Reordering or Re-arranging Data

Re-order variables within a data set

order id gender income

will place the three variables mentioned at the front of the data set (i.e. to the columns at the utmost left).

move gender income

will place variable gender at the current column of income and will move all variables, including income, one column to the right.

Transpose data

Transposing a matrix means to interchange rows and columns. That is, the values of any given row in the original data will end up in a column, and vice versa.

The appropriate Stata command is xpose. The minimum version is

xpose, clear

with the option , clear being required as a reminder that the resulting data set will replace the original data set in the memory; in other words, the original data set will be lost unless it is saved prior to the transposition.

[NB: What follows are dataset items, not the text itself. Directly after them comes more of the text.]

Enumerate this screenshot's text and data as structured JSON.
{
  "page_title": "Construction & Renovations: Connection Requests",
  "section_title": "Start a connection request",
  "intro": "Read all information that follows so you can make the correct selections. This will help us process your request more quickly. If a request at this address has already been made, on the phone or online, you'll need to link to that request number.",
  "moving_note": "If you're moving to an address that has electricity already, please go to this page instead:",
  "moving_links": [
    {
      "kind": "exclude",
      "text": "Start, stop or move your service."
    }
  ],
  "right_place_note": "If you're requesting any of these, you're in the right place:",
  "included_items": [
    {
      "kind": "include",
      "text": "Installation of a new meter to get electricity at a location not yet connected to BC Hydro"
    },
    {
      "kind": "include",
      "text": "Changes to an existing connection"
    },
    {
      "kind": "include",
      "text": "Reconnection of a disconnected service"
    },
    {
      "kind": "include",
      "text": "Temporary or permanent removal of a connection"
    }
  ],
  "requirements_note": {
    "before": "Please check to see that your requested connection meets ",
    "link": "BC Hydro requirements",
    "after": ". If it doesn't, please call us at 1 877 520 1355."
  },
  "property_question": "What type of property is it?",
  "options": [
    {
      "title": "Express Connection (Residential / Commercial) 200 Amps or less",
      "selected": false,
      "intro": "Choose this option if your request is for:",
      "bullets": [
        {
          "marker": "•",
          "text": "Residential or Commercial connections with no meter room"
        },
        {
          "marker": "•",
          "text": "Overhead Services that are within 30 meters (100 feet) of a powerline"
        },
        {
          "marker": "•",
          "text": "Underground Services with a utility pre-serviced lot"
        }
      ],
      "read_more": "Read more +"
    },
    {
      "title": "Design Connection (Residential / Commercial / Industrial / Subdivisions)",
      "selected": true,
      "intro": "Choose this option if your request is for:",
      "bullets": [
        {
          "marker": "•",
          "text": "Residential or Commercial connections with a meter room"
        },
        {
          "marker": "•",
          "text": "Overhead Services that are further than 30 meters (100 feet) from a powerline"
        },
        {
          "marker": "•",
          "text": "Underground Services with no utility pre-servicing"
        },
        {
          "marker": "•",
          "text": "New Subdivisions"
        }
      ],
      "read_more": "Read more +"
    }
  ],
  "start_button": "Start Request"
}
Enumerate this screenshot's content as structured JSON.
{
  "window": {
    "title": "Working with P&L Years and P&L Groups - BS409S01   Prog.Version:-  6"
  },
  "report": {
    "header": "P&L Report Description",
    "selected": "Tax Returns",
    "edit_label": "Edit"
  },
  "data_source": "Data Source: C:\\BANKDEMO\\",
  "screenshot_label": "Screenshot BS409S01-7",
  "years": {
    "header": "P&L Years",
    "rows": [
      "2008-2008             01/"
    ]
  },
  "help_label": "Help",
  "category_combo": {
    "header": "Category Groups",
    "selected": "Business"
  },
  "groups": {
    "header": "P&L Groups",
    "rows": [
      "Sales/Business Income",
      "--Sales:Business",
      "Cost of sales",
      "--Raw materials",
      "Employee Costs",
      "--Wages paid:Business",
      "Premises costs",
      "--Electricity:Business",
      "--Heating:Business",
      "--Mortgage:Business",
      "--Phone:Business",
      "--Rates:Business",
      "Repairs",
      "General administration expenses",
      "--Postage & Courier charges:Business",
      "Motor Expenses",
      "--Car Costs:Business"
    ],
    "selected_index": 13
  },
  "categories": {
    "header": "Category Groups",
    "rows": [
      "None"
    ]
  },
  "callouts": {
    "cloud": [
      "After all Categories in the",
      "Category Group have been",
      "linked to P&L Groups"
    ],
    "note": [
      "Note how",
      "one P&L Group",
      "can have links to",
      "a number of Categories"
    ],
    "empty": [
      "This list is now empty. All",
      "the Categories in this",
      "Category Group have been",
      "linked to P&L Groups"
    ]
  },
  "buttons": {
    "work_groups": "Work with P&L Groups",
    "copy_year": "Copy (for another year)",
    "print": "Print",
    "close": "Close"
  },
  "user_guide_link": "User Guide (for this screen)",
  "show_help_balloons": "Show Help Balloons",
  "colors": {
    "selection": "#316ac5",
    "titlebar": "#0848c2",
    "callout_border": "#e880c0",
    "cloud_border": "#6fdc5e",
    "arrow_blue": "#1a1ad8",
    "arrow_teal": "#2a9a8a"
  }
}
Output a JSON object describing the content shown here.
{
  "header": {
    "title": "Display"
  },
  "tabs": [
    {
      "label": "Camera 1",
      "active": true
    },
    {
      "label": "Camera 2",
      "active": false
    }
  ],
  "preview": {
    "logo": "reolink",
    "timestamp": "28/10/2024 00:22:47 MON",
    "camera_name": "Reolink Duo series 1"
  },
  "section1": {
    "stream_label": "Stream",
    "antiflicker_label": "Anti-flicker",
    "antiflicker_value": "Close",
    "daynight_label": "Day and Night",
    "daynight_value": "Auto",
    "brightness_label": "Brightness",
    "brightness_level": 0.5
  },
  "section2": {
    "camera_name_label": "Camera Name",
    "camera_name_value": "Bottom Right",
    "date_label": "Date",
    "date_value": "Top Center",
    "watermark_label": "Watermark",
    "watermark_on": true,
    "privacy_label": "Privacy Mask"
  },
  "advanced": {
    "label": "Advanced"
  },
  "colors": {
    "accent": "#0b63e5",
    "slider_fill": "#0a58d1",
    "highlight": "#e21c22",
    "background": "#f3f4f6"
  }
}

Option varname will add a variable called _varname that contains the variable names of the original data set. This will be helpful in case you want to transpose the data back to the original format.

Change between long and wide format

Suppose your data consist of cases which contain sub-cases, as it were. Examples are: families (cases) and their members (sub-cases), countries (cases) and observations over a couple of years for each country (sub-cases).

Such data can come in two formats: Long, where all sub-cases are stacked beneath each other, and wide, where sub-cases are arranged side by side. reshape will help you to switch between these formats.

To understand how it works, I will start with an example in long format. Suppose you have collected data about heterosexual couples; for each partner there is a number of variables, in our example "income", "savings" and "debts" only (for simplicity's sake). The partners are distinguished by variable "sex" with values 1 and 2, and there is a variable "coupleid" that distinguishes between couples.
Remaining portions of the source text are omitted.